The dark cloud which has hung over the CEO of the National Empowerment Fund (NEF), Philisiwe Mthethwa, over the past few months has cleared.
This is after an independent forensic investigation by audit firm Deloitte dismissed allegations of wrongdoing levelled at three NEF employees by an anonymous whistle blower.
An announcement released by the NEF board yesterday the clearance of Mthethwa and the two other colleagues; Divisional Executive: Venture Capital and Corporate Finance, Hlengiwe Makhathini and Fund Manager, Imbewu Fund, Nhlanhla Nyembe. There will be some relief as the noise around the NEF was threatening stability in the organisation that runs with a critical mandate of financing black economic empowerment (BEE). Before this saga the NEF was already unsettled by government’s failure to recapitalise it. There is still no word around recapitalisation after the NEF declared a moratorium on new applications for funds early this year.
The Deloitte probe dealt with a total of 23 allegations. The investigation focused on whether there was any substance to the allegations made by the anonymous whistle blower.
NEF board chairperson Thando Mhlambiso said “The forensic report from Deloitte has dismissed the serious allegations and has cleared the NEF officials”.
We welcome the clarity provided after a thorough, robust and independent investigation by the specialist forensic firm.”
The investigation was conducted after the Minister of Trade and Industry, Rob Davies, referred the allegations to the NEF for an independent investigation in September of this year. Webber Wentzel was retained as legal advisor to the NEF board during this process, said the NEF.
The NEF said the Deloitte investigation reported that there was no basis for allegations of misconduct relating to breaches of corporate governance, conflicts of interest, fraud, nepotism, tribalism and abuse of power made against Mthethwa,
Mthethwa said “Having been vindicated by a methodical and independent forensic investigation, we can declare that our collective belief in the power of truth has been upheld, and as a result virtue has triumphed over malice. As victims of an unsuccessful but malicious and vindictive smear campaign, we regret that whistle blowing has been abused for unjust motives.”

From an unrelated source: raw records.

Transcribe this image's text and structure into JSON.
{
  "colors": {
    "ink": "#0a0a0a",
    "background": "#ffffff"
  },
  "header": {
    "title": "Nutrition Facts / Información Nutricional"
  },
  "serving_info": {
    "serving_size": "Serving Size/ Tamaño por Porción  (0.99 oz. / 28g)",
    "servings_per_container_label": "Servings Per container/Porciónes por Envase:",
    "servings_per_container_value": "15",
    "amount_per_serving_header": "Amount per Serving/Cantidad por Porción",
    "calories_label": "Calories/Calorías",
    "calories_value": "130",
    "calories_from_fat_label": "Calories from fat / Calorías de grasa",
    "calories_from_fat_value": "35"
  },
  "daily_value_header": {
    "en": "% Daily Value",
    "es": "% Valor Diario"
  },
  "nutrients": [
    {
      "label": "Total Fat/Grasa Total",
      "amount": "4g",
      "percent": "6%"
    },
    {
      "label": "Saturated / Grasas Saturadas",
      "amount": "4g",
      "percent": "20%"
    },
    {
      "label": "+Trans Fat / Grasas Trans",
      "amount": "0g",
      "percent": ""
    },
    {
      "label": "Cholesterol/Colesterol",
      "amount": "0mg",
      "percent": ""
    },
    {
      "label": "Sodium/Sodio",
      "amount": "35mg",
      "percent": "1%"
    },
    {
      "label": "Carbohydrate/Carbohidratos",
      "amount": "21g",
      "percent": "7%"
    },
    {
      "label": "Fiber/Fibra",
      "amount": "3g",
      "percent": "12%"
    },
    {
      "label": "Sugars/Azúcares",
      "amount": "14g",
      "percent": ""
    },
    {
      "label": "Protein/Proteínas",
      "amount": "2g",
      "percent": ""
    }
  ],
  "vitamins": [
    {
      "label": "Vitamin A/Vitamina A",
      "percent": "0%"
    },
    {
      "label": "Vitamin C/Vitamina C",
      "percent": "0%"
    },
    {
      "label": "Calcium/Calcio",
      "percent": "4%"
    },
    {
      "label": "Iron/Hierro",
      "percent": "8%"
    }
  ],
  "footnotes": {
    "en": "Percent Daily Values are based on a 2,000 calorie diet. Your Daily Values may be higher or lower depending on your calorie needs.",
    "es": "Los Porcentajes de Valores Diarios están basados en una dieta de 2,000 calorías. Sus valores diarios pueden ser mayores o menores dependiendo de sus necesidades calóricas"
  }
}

Mhlambiso said “Deloitte interviewed the anonymous whistle blower as well as a range of other role players from the DTI, the NEF and other quarters. The firm was granted full access to NEF documentation and to NEF staff, including those who were the subject of the allegations.”
Deloitte found that all of the investment transactions investigated had been approved by relevant committees of the NEF, that there was no abuse of power in the NEF and that there had been no irregularities with regard to conflicts of interest.”
“What is important now is that the CEO and the other two officials can continue in their work and continue to build the NEF as an organisation,” said Mhlambiso.
The NEF board said it noted a troubling aspect to Deloitte’s report: namely, that material changes were made to most of the original allegations either before or after the investigation commenced, and that the whistle blower indicated to Deloitte that he received the original allegations second-hand (and, therefore, that he was not the original source of the information, as was understood when the investigation began).”
This led the Board to question the reliability of the allegations (and the integrity, and perhaps the motives, of the whistle blower in making the allegations).”
The NEF statement added that “Given the damage that the process has inflicted on the reputations of the CEO and of the other two employees who were identified, on the NEF itself and on NEF investee companies, the negative impact that the investigation has had on the morale of NEF’s staff, as well as the cost and time expended on the investigation, the Board is keen to assess how situations such as these (where allegations which turn out to have had no merit and that are instituted by anonymous individuals whose reliability and motives are questionable) might be better handled, should they ever arise again at the NEF or at any other institution.”
Mthethwa added that “The NEF has weathered yet another storm, and ours is to continue the journey of our vocation by getting back to the work of creating inclusive economic growth in South Africa.”